Ben ik nou gek?

Ik heb jaren een psychologiepraktijk gehad en ik weet niet hoe vaak ik bij een intakegesprek van een ouder te horen kreeg; mijn zoon zit niet zo lekker in zijn vel. Of: het gaat niet zo goed met mijn dochter. Daar gingen we dan uiteraard serieus op in en meestal bleken er ook aantoonbaar dingen te zijn gebeurd of aan de hand te zijn die belastend waren voor het kind.
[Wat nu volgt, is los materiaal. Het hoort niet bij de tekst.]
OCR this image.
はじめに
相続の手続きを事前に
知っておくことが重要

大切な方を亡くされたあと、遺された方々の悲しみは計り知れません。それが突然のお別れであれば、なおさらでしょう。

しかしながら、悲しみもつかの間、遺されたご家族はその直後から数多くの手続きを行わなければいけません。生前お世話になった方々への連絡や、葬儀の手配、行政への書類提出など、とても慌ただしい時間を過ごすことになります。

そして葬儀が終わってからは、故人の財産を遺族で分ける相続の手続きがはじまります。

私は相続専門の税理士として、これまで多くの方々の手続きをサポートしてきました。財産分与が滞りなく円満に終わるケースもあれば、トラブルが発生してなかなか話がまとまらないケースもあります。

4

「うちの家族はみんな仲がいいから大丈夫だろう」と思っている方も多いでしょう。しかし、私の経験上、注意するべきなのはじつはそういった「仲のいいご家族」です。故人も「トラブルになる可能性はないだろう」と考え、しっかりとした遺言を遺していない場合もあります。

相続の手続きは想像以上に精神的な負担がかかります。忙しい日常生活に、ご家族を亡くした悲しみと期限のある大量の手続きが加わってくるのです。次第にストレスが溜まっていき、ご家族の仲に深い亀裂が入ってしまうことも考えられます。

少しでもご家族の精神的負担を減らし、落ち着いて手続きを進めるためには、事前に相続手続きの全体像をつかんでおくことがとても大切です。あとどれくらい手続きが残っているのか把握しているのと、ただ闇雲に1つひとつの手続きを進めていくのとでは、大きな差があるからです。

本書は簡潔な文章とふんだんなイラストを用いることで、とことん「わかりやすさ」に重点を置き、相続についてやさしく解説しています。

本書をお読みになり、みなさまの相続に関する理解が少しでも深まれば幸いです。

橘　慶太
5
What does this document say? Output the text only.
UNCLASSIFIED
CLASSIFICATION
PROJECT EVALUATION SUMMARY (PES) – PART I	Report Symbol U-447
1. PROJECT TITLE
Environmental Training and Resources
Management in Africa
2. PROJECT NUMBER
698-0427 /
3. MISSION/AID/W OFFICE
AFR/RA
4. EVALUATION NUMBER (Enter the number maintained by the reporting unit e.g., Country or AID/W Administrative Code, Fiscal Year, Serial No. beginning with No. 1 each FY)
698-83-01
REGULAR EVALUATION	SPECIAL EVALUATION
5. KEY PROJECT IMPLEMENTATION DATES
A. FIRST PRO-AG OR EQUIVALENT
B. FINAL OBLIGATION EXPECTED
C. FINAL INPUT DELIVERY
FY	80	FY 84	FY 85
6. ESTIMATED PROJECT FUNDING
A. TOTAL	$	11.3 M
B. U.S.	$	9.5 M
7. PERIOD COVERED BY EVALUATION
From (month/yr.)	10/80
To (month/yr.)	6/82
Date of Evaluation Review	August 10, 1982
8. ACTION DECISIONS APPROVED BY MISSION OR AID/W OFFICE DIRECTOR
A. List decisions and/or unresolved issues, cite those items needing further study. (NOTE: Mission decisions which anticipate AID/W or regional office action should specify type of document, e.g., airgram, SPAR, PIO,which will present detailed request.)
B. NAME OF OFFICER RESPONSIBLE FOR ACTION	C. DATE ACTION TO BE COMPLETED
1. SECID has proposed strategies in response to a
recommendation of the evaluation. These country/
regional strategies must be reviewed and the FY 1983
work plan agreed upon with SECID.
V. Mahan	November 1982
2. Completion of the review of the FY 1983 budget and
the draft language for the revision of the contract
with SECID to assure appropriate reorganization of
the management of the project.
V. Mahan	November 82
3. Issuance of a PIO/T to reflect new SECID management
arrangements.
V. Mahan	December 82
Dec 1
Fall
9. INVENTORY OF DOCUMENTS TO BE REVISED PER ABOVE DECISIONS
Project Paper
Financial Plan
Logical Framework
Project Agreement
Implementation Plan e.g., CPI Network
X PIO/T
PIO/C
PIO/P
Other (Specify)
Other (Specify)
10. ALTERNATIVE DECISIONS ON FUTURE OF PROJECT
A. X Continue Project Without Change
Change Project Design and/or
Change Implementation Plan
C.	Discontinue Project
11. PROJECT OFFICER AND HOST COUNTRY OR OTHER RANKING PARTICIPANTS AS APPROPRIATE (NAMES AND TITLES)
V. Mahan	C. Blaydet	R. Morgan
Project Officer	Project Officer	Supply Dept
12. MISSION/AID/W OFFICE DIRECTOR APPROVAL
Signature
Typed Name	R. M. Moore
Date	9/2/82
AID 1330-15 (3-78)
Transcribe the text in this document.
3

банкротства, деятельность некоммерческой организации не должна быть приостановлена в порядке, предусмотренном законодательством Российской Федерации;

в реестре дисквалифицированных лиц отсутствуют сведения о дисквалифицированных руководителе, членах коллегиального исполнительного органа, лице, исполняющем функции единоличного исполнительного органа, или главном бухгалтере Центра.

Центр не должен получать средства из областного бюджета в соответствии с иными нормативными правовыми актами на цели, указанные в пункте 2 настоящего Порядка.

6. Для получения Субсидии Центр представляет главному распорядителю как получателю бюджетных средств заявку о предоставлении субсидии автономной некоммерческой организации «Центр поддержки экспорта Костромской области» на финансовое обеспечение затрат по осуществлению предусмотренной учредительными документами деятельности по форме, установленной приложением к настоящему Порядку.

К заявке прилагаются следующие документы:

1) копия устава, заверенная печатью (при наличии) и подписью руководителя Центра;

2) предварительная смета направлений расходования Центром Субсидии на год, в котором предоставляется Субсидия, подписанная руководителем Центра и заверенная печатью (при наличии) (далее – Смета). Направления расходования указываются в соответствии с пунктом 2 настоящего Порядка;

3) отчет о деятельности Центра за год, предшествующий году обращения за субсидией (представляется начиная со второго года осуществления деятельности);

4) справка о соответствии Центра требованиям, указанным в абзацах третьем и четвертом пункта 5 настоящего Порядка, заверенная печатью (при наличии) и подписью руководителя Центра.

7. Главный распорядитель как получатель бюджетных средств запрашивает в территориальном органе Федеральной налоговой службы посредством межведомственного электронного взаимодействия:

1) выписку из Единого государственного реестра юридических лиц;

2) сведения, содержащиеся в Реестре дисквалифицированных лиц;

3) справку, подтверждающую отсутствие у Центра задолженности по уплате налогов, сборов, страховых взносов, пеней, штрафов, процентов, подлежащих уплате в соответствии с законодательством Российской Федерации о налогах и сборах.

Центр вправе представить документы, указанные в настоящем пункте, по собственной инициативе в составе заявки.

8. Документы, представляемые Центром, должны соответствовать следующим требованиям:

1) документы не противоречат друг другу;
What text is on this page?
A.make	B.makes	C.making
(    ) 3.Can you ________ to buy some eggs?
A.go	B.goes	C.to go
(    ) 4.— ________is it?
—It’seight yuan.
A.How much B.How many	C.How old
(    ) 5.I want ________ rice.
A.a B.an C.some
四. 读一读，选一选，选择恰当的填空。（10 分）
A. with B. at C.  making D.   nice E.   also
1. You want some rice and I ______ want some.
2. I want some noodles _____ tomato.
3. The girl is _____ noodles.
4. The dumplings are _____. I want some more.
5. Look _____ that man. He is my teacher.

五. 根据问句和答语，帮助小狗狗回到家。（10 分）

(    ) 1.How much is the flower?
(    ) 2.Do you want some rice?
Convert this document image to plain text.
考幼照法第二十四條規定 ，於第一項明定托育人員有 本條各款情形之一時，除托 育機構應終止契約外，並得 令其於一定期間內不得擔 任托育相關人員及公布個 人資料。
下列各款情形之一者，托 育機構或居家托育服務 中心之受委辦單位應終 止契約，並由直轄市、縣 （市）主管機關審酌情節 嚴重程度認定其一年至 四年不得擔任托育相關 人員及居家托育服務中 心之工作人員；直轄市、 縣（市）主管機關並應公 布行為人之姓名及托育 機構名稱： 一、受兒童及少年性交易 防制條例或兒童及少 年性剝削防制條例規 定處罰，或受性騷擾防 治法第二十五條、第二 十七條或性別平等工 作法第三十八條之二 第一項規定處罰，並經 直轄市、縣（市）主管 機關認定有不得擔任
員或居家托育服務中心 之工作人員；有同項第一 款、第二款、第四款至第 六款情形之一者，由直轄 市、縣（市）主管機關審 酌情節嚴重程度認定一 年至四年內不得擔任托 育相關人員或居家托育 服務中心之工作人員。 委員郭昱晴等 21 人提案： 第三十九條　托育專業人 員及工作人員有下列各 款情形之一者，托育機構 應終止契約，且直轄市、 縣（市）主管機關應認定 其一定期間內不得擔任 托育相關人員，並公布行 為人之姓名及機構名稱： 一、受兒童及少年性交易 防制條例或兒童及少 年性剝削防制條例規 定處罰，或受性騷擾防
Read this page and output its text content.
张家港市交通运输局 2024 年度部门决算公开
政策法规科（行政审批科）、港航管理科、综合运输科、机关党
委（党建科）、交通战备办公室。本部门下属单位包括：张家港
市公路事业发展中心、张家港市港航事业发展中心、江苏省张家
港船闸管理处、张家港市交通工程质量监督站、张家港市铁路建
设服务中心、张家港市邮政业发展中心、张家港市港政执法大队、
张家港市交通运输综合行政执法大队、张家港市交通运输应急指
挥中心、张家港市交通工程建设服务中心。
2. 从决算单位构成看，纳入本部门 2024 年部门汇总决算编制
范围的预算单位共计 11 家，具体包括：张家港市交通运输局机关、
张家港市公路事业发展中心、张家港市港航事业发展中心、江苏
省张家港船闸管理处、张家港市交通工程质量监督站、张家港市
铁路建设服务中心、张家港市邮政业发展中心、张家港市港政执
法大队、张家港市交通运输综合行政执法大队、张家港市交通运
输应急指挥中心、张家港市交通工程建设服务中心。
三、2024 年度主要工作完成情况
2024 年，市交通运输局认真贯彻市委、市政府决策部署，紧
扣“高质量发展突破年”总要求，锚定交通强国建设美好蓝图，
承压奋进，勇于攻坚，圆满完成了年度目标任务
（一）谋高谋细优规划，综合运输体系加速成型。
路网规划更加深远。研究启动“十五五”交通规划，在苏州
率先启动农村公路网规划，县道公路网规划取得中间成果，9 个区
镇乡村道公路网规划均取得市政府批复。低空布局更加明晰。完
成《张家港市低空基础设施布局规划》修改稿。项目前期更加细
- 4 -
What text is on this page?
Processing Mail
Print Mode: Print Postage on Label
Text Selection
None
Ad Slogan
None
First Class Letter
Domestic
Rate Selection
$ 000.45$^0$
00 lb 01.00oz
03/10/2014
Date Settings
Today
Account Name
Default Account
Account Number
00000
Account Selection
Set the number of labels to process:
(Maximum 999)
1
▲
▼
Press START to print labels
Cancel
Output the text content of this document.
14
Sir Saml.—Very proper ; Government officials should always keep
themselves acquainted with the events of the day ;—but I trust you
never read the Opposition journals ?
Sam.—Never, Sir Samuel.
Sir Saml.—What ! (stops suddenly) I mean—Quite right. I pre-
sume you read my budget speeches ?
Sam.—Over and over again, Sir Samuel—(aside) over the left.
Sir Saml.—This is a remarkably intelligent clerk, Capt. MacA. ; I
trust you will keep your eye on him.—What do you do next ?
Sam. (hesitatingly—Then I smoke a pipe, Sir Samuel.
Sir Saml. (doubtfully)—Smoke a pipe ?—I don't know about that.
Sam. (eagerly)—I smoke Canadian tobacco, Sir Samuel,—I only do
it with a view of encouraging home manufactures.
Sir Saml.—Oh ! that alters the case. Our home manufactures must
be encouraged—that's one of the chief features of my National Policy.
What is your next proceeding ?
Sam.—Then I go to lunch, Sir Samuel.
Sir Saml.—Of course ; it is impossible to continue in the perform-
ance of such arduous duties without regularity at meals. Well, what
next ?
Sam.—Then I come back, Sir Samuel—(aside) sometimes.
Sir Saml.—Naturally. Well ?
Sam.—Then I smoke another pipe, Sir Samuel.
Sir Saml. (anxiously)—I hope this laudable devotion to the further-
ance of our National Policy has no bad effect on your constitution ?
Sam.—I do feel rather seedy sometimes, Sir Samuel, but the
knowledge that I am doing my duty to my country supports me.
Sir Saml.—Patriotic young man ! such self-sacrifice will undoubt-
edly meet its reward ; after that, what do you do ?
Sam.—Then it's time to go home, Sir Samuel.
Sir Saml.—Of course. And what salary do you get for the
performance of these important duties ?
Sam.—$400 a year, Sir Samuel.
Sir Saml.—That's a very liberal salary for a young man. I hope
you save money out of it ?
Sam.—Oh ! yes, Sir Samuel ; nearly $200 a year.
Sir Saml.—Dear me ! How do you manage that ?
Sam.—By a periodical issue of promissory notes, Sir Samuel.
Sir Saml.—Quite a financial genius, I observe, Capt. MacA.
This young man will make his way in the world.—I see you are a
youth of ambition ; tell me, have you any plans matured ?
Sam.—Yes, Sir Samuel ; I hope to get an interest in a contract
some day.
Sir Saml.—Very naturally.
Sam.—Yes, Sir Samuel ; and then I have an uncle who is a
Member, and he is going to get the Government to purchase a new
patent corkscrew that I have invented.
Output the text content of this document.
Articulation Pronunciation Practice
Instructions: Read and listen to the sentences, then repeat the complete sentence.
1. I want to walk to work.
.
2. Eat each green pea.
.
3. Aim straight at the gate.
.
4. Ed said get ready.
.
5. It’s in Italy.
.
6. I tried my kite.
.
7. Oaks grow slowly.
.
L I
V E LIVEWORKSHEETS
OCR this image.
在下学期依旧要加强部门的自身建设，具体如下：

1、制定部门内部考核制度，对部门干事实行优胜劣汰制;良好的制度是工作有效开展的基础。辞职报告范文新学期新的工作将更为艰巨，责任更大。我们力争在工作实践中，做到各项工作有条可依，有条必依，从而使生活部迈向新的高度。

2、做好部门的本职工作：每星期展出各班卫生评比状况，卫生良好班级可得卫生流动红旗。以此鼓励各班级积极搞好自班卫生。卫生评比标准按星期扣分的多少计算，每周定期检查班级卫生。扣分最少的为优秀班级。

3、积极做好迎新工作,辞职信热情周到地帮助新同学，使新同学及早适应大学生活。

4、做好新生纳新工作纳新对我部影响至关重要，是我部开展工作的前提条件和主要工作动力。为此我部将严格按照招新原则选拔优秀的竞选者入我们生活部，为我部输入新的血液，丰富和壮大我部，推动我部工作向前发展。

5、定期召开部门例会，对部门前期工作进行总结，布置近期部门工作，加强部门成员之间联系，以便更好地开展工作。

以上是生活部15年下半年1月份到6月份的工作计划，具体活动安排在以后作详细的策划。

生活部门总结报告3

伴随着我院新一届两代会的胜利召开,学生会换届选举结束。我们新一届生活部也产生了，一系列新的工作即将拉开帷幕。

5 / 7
Bij hoogbegaafden lag dat anders. Dan zeiden de ouders hetzelfde, maar konden we geen verklarende factor aanwijzen. Geen trauma, geen autisme, geen ADHD, geen hechtingsproblematiek; niets van dat alles. Maar toch schuurde het ergens. Namen we dan de Child Behaviour Checklist (CBCL) of de Youth Self Report (YSR) vragenlijst af, dan kregen we ook geen duidelijk beeld. Bij kinderen die bij de intake enorm zaten te huilen, zagen we op de door henzelf ingevulde YSR niets terug. Maar andersom kwam het ook voor; kinderen waarvan je bij de intake dacht ‘wat kom je doen?’ die op klinisch niveau scoorden op de YSR.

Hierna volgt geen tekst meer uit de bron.